29 décembre. — Shanghai est une ville affreusement bruyante et surpeuplée. Chaque fois que nous allons sur la rue, nous revenons exténués de fatigue ; à tout moment, dans les voies étroites et tortueuses, il y a des porteurs, des « coolies » qui, tout en courant et en chantant, menacent de nous renverser.

1er janvier. — On m’avait dit que la Chine est fort peuplée, mais j’ignorais que dans ses villes on dût habiter les ports et les rivières.
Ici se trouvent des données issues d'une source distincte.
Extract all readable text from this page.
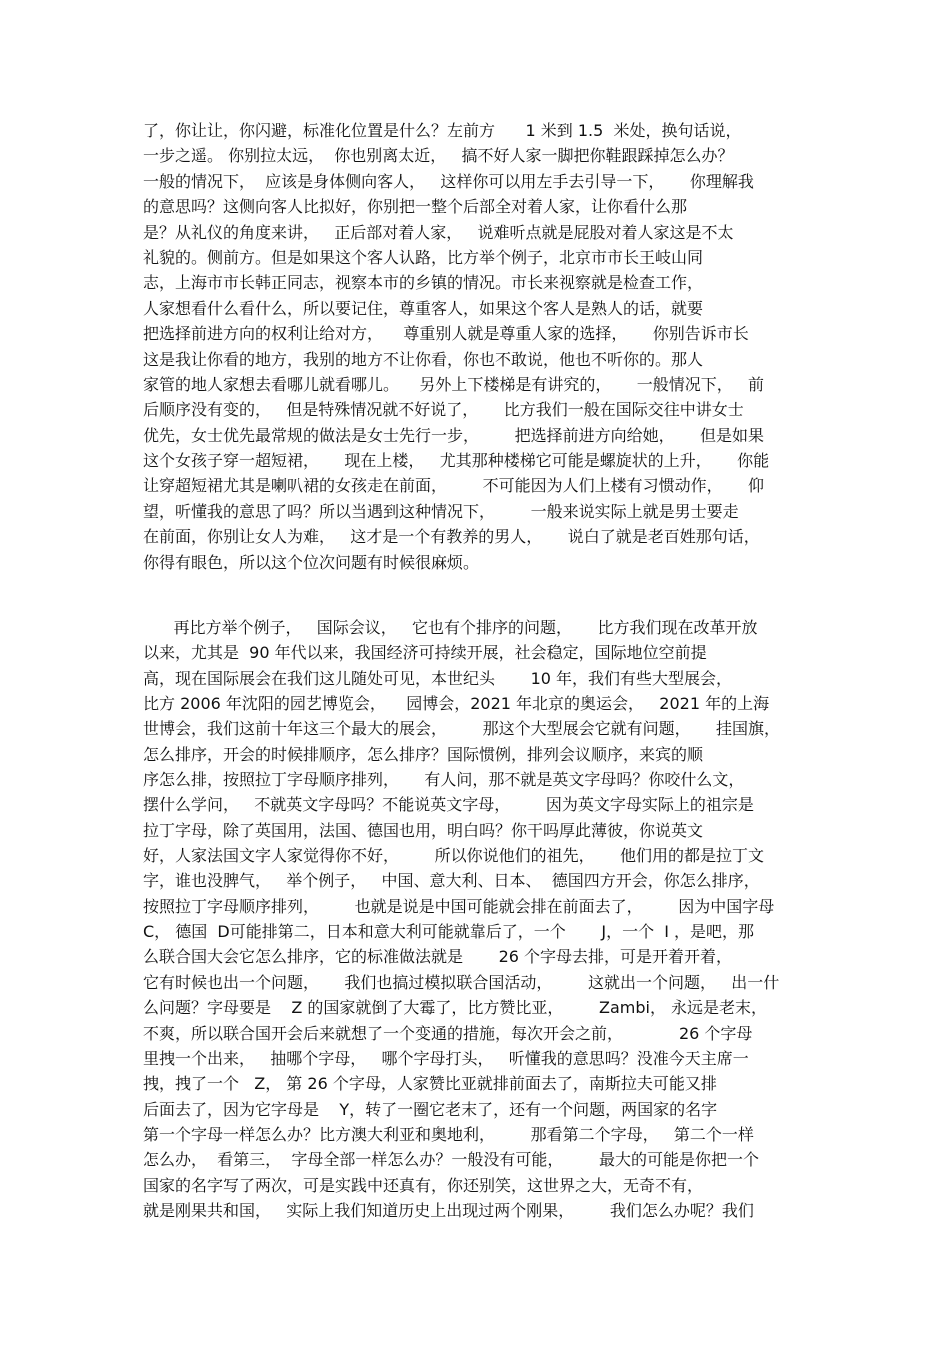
了，你让让，你闪避，标准化位置是什么？左前方      1 米到 1.5  米处，换句话说，
一步之遥。 你别拉太远，  你也别离太近，   搞不好人家一脚把你鞋跟踩掉怎么办？
一般的情况下，  应该是身体侧向客人，   这样你可以用左手去引导一下，     你理解我
的意思吗？这侧向客人比拟好，你别把一整个后部全对着人家，让你看什么那
是？从礼仪的角度来讲，   正后部对着人家，   说难听点就是屁股对着人家这是不太
礼貌的。侧前方。但是如果这个客人认路，比方举个例子，北京市市长王岐山同
志，上海市市长韩正同志，视察本市的乡镇的情况。市长来视察就是检查工作，
人家想看什么看什么，所以要记住，尊重客人，如果这个客人是熟人的话，就要
把选择前进方向的权利让给对方，    尊重别人就是尊重人家的选择，     你别告诉市长
这是我让你看的地方，我别的地方不让你看，你也不敢说，他也不听你的。那人
家管的地人家想去看哪儿就看哪儿。    另外上下楼梯是有讲究的，     一般情况下，   前
后顺序没有变的，   但是特殊情况就不好说了，     比方我们一般在国际交往中讲女士
优先，女士优先最常规的做法是女士先行一步，       把选择前进方向给她，     但是如果
这个女孩子穿一超短裙，     现在上楼，   尤其那种楼梯它可能是螺旋状的上升，     你能
让穿超短裙尤其是喇叭裙的女孩走在前面，       不可能因为人们上楼有习惯动作，     仰
望，听懂我的意思了吗？所以当遇到这种情况下，       一般来说实际上就是男士要走
在前面，你别让女人为难，   这才是一个有教养的男人，     说白了就是老百姓那句话，
你得有眼色，所以这个位次问题有时候很麻烦。
再比方举个例子，   国际会议，   它也有个排序的问题，     比方我们现在改革开放
以来，尤其是  90 年代以来，我国经济可持续开展，社会稳定，国际地位空前提
高，现在国际展会在我们这儿随处可见，本世纪头       10 年，我们有些大型展会，
比方 2006 年沈阳的园艺博览会，    园博会，2021 年北京的奥运会，   2021 年的上海
世博会，我们这前十年这三个最大的展会，       那这个大型展会它就有问题，     挂国旗，
怎么排序，开会的时候排顺序，怎么排序？国际惯例，排列会议顺序，来宾的顺
序怎么排，按照拉丁字母顺序排列，     有人问，那不就是英文字母吗？你咬什么文，
摆什么学问，   不就英文字母吗？不能说英文字母，       因为英文字母实际上的祖宗是
拉丁字母，除了英国用，法国、德国也用，明白吗？你干吗厚此薄彼，你说英文
好，人家法国文字人家觉得你不好，       所以你说他们的祖先，     他们用的都是拉丁文
字，谁也没脾气，   举个例子，   中国、意大利、日本、  德国四方开会，你怎么排序，
按照拉丁字母顺序排列，       也就是说是中国可能就会排在前面去了，       因为中国字母
C， 德国  D可能排第二，日本和意大利可能就靠后了，一个       J，一个  I ，是吧，那
么联合国大会它怎么排序，它的标准做法就是       26 个字母去排，可是开着开着，
它有时候也出一个问题，     我们也搞过模拟联合国活动，       这就出一个问题，   出一什
么问题？字母要是    Z 的国家就倒了大霉了，比方赞比亚，       Zambi， 永远是老末，
不爽，所以联合国开会后来就想了一个变通的措施，每次开会之前，           26 个字母
里拽一个出来，   抽哪个字母，   哪个字母打头，   听懂我的意思吗？没准今天主席一
拽，拽了一个   Z， 第 26 个字母，人家赞比亚就排前面去了，南斯拉夫可能又排
后面去了，因为它字母是    Y，转了一圈它老末了，还有一个问题，两国家的名字
第一个字母一样怎么办？比方澳大利亚和奥地利，       那看第二个字母，   第二个一样
怎么办，  看第三，  字母全部一样怎么办？一般没有可能，       最大的可能是你把一个
国家的名字写了两次，可是实践中还真有，你还别笑，这世界之大，无奇不有，
就是刚果共和国，   实际上我们知道历史上出现过两个刚果，       我们怎么办呢？我们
Partout, des « sampans », sortes de barques, converties en maisons flottantes.

C’est par le fameux canal qui va du fleuve Bleu au fleuve Jaune, que nous nous rendons à Péking. L’art de la culture est ici le premier des arts.
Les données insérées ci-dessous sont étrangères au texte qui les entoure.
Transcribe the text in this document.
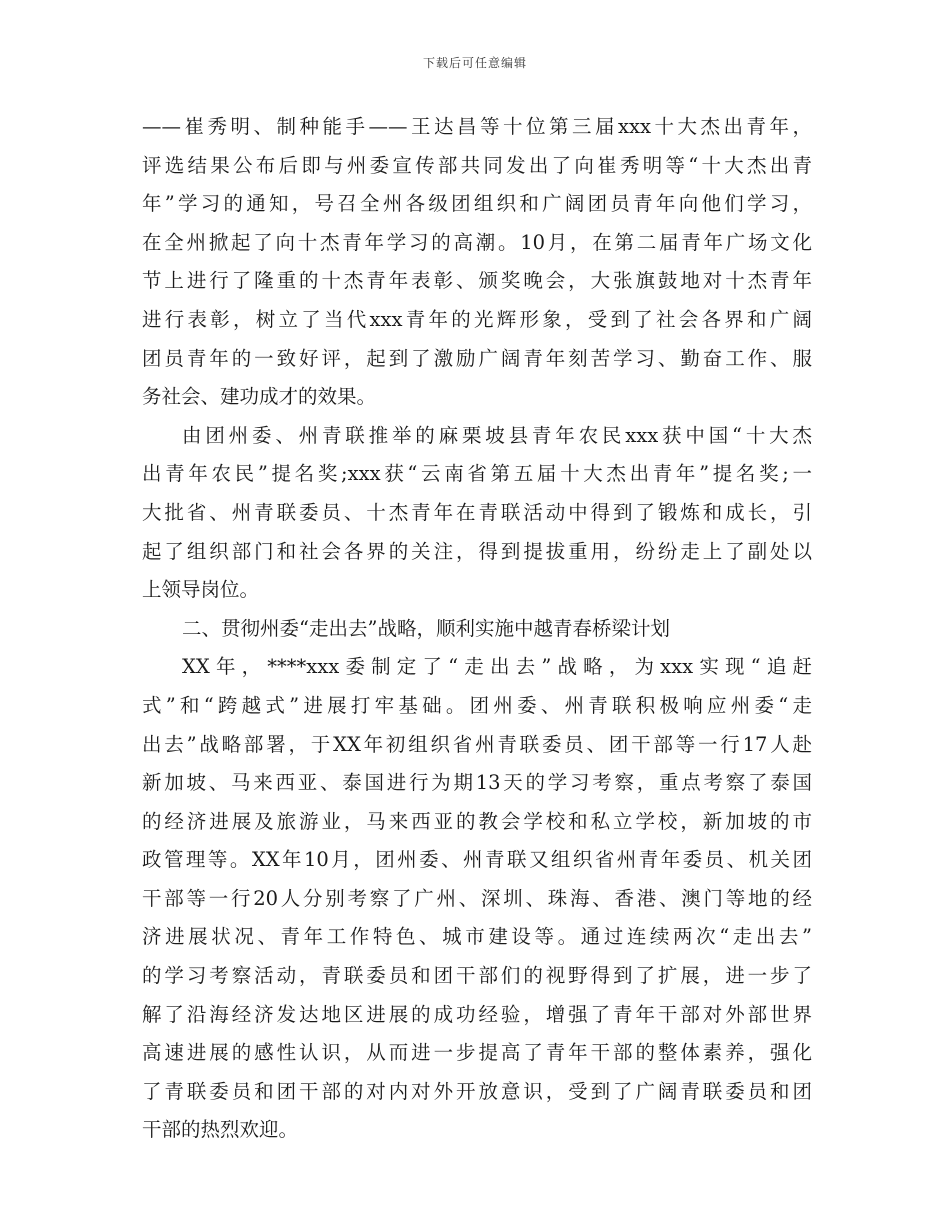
下载后可任意编辑
——崔秀明、制种能手——王达昌等十位第三届xxx十大杰出青年，
评选结果公布后即与州委宣传部共同发出了向崔秀明等“十大杰出青
年”学习的通知，号召全州各级团组织和广阔团员青年向他们学习，
在全州掀起了向十杰青年学习的高潮。10月，在第二届青年广场文化
节上进行了隆重的十杰青年表彰、颁奖晚会，大张旗鼓地对十杰青年
进行表彰，树立了当代xxx青年的光辉形象，受到了社会各界和广阔
团员青年的一致好评，起到了激励广阔青年刻苦学习、勤奋工作、服
务社会、建功成才的效果。
由团州委、州青联推举的麻栗坡县青年农民xxx获中国“十大杰
出青年农民”提名奖;xxx获“云南省第五届十大杰出青年”提名奖;一
大批省、州青联委员、十杰青年在青联活动中得到了锻炼和成长，引
起了组织部门和社会各界的关注，得到提拔重用，纷纷走上了副处以
上领导岗位。
二、贯彻州委“走出去”战略，顺利实施中越青春桥梁计划
XX年，****xxx委制定了“走出去”战略，为xxx实现“追赶
式”和“跨越式”进展打牢基础。团州委、州青联积极响应州委“走
出去”战略部署，于XX年初组织省州青联委员、团干部等一行17人赴
新加坡、马来西亚、泰国进行为期13天的学习考察，重点考察了泰国
的经济进展及旅游业，马来西亚的教会学校和私立学校，新加坡的市
政管理等。XX年10月，团州委、州青联又组织省州青年委员、机关团
干部等一行20人分别考察了广州、深圳、珠海、香港、澳门等地的经
济进展状况、青年工作特色、城市建设等。通过连续两次“走出去”
的学习考察活动，青联委员和团干部们的视野得到了扩展，进一步了
解了沿海经济发达地区进展的成功经验，增强了青年干部对外部世界
高速进展的感性认识，从而进一步提高了青年干部的整体素养，强化
了青联委员和团干部的对内对外开放意识，受到了广阔青联委员和团
干部的热烈欢迎。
C’est en causant d’intéressantes chinoiseries que nous passons le jour de l’An. Certes, notre souvenir se reporte vers tous ceux qui, à Montréal, pensent à nous…

5 janvier. — Péking ! Péking ! la cité impériale, qui fut si longtemps interdite aux Européens, les Barbares. Palais, ponts et pagodes, tout nous intéresse. Luxe et misère, dit papa, en résumant ses impressions.

J’interroge et je regarde afin de me renseigner. J’apprends que les petites chinoises sont loin de recevoir une éducation soignée. On ne considère pas qu’il soit nécessaire de leur apprendre à lire. À l’âge de 6 ou 7 ans, on comprime leurs pieds d’une étrange manière, non pas tant pour qu’ils soient petits, que pour qu’ils deviennent un fuseau terminé par le gros orteil. Ainsi affligées, elles ne peuvent plus marcher que par petits pas rapides, en s’appuyant sur d’autres personnes ou avec leur ombrelle qui leur sert de canne.

Quant aux petits garçons, ils ressemblent dans leurs jeux aux enfants des autres pays : dans les rues ils prennent un vif plaisir à voir danser les marionnettes et aux avaleurs de sabres. Les bambins font des dragons en enfermant des lanternes dans une charpente couverte de toile, qu’ils hissent à un mât. Mais le jeu favori c’est, comme au Japon, le cerf-volant, qui amuse autant les hommes que les enfants. Il y a encore les ballons, qui prennent les formes les plus diverses : fleurs, papillons, oiseaux, serpents, poissons, pagodes, dragons et monstres humains.

Il m’a été donné de voir que la plupart des bizarreries de mœurs que l’on prête à ce peuple ne sont pas le fruit de l’imagination. Ainsi, le titre des livres se trouve au bas de la page, et la lecture se poursuit de la fin au commencement. La famille chinoise commence invariablement son repas par des noix, des friandises et elle le termine par la soupe ; en rendant visite à un ami, il ne se décoiffe pas ; il saisit la main de son hôte et la lui secoue, ce qui est une autre règle de l’étiquette nationale ; c’est l’usage de se saluer en s’informant si on a bien mangé son riz ; enfin, tout père de famille remet des honoraires à son médecin aussi longtemps qu’il reste en santé, mais ne lui en donne jamais pour les soins qu’il en a reçu.

Dans la Chine du sud-est, la région la plus peuplée, on vit presque uniquement de riz, de fèves, de légumes et de poisson. Dans ce pays ancien et surpeuplé, le combustible est rare ; les petits enfants sont à peine vêtus en été et en automne. La maison du Chinois est loin d’être aussi confortable que celle du Japonais : son mobilier est à peine suffisant aux commodités essentielles ; en hiver, le foyer reste presque toujours sans feu. Dans la saison des pluies, en automne et en hiver, les chemins deviennent impraticables, ce qui est une excuse fréquente à la suspension des affaires. Malgré ce tableau peu souriant, la vie du Chinois rural n’est pas sans charmes, parce qu’il est frugal et grand travailleur. Les temples des grandes villes, dont quelques-uns sont couverts en porcelaine, ne manquent pas de beauté.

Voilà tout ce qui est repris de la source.